Естественно, мои мысли переключились на Элизабет. Встретит ли она меня на вокзале? Я написал ей из Франции, но кто знает, что во время войны случается с письмами из другой страны? Меня не покидала мысль, что на почте письма пленных сразу же выбрасывают. Но то и дело я получал известия от нее и от отца. Его письма были всегда одни и те же, скучные: как прекрасно пойдут у нас дела, когда я вернусь, о последней сделке, что он провернул, и какую получил прибыль… Но ее письма просто убивали. В них никогда не говорилось о погоде или о том, как тяжело в Вене из-за войны. В них говорилось только про секс. Она писала про свои сны, о чем она думает, когда мастурбирует, что бы она хотела проделать, когда мы снова сможем спать вместе. После такого письма у меня стоял неделю. Я так и не понял, радовался я ее письмам или нет. Как ни глупо это звучит, я от них нервничал, и мне было не по себе. Я столько раз возбуждал себя в одиночестве, что кружилась голова. Когда я написал ей это, она в письме назначила заочную встречу: в условленное время я должен был онанировать, думая, как она занимается тем же самым, и наоборот. Она была хороша в постели, но эти письма открыли мне в ней кое-что, чего я не знал, когда мы спали вместе до войны. Я задумывался, были ли они всего лишь снами на бумаге. Когда мы наконец соединимся снова, станет ли она снова уютной, ласковой Элизабет, которая иногда мурлыкала, как кошка, когда ей было действительно жарко, и в большинстве случаев засыпала, положив ногу на мою?

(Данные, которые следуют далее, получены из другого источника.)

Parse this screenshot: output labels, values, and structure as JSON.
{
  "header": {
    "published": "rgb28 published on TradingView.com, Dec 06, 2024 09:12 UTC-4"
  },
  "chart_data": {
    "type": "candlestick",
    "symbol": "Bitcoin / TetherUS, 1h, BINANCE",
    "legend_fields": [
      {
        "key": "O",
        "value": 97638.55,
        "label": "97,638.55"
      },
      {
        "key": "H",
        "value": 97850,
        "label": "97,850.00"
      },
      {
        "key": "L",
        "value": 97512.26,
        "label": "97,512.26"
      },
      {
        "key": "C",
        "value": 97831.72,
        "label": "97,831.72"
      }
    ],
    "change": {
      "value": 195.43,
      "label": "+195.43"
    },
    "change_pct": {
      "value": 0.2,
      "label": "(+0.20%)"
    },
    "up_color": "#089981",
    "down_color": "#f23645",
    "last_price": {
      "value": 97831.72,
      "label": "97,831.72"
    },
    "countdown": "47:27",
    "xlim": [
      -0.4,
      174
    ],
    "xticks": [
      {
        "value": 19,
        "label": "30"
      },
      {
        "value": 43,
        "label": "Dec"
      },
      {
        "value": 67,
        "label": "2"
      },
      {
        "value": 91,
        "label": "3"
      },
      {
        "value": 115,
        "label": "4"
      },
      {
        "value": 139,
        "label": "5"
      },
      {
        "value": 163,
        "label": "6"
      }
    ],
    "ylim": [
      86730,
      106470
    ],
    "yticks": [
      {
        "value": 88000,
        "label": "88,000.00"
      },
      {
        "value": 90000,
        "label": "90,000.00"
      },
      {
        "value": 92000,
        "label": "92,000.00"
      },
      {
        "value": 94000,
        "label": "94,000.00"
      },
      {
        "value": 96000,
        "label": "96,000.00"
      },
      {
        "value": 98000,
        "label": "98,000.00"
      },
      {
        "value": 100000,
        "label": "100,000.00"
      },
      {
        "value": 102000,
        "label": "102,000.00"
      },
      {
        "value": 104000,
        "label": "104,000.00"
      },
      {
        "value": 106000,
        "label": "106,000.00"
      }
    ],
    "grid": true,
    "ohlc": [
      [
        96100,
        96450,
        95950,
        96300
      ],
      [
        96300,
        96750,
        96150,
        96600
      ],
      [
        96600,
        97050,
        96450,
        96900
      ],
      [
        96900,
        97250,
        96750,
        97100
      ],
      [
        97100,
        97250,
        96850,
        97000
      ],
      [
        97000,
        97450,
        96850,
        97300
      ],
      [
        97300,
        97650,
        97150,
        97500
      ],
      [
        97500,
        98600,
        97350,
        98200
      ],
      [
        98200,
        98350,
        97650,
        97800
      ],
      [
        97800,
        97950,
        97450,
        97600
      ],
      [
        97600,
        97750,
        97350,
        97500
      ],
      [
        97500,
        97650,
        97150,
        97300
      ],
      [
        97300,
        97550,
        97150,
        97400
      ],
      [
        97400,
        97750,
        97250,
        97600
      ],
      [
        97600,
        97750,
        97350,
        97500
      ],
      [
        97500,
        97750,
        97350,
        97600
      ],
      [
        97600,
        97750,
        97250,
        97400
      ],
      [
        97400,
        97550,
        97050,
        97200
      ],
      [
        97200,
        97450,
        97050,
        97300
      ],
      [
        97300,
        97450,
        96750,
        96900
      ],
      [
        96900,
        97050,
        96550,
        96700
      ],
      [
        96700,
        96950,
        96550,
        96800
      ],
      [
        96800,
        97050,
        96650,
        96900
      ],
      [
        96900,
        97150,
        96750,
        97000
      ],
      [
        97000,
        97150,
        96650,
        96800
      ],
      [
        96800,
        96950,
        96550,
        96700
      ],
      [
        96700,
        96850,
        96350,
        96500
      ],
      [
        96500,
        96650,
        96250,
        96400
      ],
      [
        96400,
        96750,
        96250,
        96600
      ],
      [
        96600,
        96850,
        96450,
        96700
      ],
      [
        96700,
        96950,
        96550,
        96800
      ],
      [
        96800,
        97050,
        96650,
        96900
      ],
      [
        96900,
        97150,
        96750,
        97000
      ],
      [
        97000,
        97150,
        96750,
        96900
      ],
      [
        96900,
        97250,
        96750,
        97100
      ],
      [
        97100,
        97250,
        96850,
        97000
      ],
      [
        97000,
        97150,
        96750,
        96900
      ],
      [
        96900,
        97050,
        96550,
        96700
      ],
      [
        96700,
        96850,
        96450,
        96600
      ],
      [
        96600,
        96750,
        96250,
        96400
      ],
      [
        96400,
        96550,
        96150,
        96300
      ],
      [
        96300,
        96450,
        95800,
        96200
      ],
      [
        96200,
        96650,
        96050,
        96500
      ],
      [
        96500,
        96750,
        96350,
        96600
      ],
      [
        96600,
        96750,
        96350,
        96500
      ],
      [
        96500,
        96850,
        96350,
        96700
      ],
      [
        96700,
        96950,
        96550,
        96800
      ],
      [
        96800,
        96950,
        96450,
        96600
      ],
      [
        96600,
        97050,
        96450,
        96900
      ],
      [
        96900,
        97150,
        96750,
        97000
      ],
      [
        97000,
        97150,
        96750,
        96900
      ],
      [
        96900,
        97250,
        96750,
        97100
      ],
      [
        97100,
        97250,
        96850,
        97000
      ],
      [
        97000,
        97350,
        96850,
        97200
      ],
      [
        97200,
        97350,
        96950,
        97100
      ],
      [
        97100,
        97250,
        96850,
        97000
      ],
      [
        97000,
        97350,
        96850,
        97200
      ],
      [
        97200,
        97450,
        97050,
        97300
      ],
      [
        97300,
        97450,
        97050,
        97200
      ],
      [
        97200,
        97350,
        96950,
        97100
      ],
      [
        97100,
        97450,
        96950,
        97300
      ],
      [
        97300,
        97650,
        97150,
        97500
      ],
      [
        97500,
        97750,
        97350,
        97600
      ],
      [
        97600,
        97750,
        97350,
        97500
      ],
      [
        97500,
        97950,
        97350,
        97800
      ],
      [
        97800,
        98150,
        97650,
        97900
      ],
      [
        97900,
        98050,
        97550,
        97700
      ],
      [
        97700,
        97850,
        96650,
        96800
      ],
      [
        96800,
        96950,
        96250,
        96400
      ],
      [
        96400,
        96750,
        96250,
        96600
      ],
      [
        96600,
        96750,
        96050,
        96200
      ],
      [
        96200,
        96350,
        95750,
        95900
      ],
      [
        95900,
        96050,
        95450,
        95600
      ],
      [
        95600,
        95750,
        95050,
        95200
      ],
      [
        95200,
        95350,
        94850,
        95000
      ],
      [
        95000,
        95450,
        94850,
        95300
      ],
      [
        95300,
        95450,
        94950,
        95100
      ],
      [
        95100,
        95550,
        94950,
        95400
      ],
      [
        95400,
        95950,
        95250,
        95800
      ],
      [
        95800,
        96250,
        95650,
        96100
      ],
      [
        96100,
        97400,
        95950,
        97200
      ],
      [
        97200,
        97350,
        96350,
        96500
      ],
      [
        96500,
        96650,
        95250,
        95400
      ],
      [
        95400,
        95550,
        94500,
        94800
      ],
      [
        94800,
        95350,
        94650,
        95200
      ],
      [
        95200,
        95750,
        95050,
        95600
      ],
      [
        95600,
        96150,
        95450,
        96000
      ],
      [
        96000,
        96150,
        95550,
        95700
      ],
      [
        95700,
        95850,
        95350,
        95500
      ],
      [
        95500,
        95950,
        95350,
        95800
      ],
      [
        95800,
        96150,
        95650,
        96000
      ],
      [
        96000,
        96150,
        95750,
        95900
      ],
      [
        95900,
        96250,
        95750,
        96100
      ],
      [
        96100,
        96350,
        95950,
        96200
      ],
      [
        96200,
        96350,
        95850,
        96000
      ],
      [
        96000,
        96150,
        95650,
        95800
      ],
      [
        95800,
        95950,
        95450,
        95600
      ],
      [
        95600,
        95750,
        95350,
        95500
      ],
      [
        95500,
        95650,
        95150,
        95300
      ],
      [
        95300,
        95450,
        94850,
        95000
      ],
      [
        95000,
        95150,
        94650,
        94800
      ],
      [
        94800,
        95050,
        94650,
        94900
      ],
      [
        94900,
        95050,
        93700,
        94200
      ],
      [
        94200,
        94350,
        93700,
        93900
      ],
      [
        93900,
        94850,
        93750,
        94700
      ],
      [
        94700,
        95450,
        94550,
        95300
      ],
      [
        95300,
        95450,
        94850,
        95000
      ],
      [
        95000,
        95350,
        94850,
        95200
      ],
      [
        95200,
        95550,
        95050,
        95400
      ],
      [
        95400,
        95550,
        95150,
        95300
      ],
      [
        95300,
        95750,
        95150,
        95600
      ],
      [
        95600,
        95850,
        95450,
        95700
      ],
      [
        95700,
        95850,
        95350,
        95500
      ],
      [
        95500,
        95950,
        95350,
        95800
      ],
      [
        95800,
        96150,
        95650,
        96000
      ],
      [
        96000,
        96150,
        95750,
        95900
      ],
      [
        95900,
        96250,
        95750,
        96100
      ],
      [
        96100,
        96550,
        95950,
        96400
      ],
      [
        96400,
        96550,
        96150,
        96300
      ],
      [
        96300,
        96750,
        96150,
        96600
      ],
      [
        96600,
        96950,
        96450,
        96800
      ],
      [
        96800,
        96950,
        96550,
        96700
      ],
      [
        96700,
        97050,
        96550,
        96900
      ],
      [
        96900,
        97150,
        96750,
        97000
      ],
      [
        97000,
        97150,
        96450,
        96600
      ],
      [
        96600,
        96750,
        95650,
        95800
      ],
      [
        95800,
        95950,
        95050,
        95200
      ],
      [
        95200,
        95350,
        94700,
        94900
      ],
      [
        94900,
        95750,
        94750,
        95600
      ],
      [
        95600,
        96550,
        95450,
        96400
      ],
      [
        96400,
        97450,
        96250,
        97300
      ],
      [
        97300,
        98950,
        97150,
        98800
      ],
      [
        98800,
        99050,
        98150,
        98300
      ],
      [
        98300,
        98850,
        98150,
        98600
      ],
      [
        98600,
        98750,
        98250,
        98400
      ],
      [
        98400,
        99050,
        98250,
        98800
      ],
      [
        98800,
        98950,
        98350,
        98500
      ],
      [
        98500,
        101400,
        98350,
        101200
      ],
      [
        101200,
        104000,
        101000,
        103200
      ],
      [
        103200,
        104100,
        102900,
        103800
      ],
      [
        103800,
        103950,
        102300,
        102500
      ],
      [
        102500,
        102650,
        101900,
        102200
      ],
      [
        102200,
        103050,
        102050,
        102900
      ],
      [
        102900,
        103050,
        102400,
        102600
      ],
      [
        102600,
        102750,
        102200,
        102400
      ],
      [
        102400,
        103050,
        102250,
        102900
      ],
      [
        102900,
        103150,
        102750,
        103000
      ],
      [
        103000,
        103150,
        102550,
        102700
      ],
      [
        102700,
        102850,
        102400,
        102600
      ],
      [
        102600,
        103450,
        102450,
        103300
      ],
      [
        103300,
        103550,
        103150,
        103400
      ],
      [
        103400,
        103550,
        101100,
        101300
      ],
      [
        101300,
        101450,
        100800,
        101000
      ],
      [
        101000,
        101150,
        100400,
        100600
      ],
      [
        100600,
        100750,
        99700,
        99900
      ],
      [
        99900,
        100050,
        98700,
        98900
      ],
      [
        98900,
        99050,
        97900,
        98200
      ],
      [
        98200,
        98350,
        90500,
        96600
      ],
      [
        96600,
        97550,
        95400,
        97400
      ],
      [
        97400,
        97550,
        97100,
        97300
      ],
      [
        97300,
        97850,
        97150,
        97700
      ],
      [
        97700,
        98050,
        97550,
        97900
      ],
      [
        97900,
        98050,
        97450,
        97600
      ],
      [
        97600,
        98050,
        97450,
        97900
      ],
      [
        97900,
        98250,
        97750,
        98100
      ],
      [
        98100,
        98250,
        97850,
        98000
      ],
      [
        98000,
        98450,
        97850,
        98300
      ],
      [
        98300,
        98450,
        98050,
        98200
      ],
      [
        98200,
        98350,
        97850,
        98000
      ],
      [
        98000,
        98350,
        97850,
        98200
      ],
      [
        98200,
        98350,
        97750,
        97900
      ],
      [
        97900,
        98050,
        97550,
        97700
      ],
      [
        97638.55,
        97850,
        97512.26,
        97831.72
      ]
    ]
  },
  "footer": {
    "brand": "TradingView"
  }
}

В Брегенце Гюнтер сошел. Обнявшись напоследок, мы оба расплакались, как дурни. Мы были дома, к добру ли, к худу ли, и радовались этому. В последний раз я видел его, когда он стоял на платформе и испуганно озирался. Вокруг роился народ, но к нему никто не подошел. Прекрасно понимая его чувства, я открыл окно и крикнул:

– Если здесь будет плохо, приезжай в Вену. Ты знаешь, где я живу. Кохгассе!

Он махнул мне рукой:

– Ладно, но у меня будет все хорошо. Позаботься о себе, друг.

Прошло еще два дня, пока я добрался до дому. Всю страну заполняли чужие войска. Англичане, русские, американцы, на джипах и танках, идущие пешком по обочине… Одна группа даже помахала нам рукой, когда наш поезд проезжал мимо. А год назад мы бы начали стрелять друг в друга.

Насколько я слышал, победители разделили Австрию. Каждая земля управлялась разными властями. В поезде мы узнали, что так же поделена и сама Вена, и гадали, кто хозяйничает в разных районах и какие мы увидим перемены. Еще одни неприятности, о которых приходилось думать.